If students had been the ones to vote for Campbell River’s city council and mayor, things would be looking a lot different than they do in real life.
The results from the Student Vote, which takes place during every election as a way to teach kids about the democratic process, would have Larry Samson as mayor. Council would have been Ken Blackburn, Doug Chapman, Mike Davies, Gwen Donaldson, Tanille Johnston and Ben Lanyon.
However, the mayoral race would have probably gone to a recount, as Samson came in with only two votes more than Kermit Dahl (320, and 318 respectively). Charlie Cornfield was third in the Student Vote mayoral race, with 97 votes. Next was Saron Gebresallassi with 69 and Michael Calhoun with 43.

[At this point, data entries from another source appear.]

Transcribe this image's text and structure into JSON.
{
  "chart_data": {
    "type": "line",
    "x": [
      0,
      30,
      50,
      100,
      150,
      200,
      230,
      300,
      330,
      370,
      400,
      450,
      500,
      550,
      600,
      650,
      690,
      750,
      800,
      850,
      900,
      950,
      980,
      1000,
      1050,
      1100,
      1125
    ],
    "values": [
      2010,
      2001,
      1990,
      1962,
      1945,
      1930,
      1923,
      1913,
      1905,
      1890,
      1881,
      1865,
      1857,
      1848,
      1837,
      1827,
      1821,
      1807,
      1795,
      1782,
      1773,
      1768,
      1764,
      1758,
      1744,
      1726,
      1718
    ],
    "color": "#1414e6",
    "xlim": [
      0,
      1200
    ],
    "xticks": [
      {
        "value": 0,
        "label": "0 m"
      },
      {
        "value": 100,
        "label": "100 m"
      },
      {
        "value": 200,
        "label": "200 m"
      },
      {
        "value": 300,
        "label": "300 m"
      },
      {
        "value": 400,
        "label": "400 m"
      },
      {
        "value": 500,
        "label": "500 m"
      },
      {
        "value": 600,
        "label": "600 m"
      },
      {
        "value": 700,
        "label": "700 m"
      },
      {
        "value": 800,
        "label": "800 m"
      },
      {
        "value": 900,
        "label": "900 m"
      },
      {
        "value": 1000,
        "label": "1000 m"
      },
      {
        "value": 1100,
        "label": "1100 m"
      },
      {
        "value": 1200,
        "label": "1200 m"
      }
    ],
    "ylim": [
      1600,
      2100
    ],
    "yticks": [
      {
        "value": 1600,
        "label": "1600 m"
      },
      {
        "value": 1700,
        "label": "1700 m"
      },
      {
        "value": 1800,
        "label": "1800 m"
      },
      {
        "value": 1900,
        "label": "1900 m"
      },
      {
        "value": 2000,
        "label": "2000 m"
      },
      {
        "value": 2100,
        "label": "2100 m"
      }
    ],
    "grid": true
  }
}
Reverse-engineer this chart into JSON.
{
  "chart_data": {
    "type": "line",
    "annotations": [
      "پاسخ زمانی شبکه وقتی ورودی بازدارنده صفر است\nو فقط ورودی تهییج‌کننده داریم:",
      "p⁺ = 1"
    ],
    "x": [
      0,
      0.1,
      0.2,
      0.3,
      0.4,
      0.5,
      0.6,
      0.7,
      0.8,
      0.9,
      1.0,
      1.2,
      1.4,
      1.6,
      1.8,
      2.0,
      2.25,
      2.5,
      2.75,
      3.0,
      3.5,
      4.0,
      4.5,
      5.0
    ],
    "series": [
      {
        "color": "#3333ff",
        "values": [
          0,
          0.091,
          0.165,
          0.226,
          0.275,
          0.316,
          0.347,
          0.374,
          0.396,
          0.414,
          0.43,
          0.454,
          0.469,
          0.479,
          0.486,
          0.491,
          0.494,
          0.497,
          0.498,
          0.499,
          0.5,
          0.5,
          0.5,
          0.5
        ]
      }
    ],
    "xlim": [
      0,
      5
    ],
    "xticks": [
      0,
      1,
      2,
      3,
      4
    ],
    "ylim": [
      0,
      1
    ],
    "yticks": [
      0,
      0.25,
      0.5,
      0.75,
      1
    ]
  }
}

Gwen Donaldson reached the most young voters, with 328 voting for her. In the council race, she was followed by Ben Lanyon and Ken Blackburn with 291 votes each. Mike Davies had 266, Doug Chapman - 264, Tanille Johnston - 235, Colleen Evans - 216, Ron Kerr - 215, Sean Smyth - 213, Sandra Milligan - 189, Sue Moen - 175, Susan Sinnott - 167, Claire Moglove and Ferris Stirling both had 158.
For School District 72, the students would have elected Craig Gillis with 393 votes, Kat Eddy with 375, Dave Harper with 294, Joyce McMann with 281, and Kim Yaciuk with 257. Daryl Hagen would not have been elected, bringing in 244 votes, nor would Alaina Kelly have, with 217 votes.
Most student voters attended Carihi Secondary School, where 1902 municipal votes and 1012 school board votes were counted. Ecole Phoenix Middle School had 550 municipal and 242 school board, Elm Alternate School had 165 and 89 respectively, Georgia Park Elementary had 226 and 212, Ocean Grove Elementary had 426 and 166, Pinecrest Elementary had 330 and 195, and Sandowne Elementary had 277 and 145.
The student vote program is administered by CIVIX, which has been running it across Canada since 2003.
”We believe that the best way to support students in developing citizenship skills is for them to experience their democracy first-hand,” a CIVIX release says. “By reaching students throughout their school career, during and between election periods, we hope to prepare them to be active citizens before they reach official voting age.”
In the 2019 federal election, more than 62 per cent of schools in the country registered, and 1.2 million students cast ballots.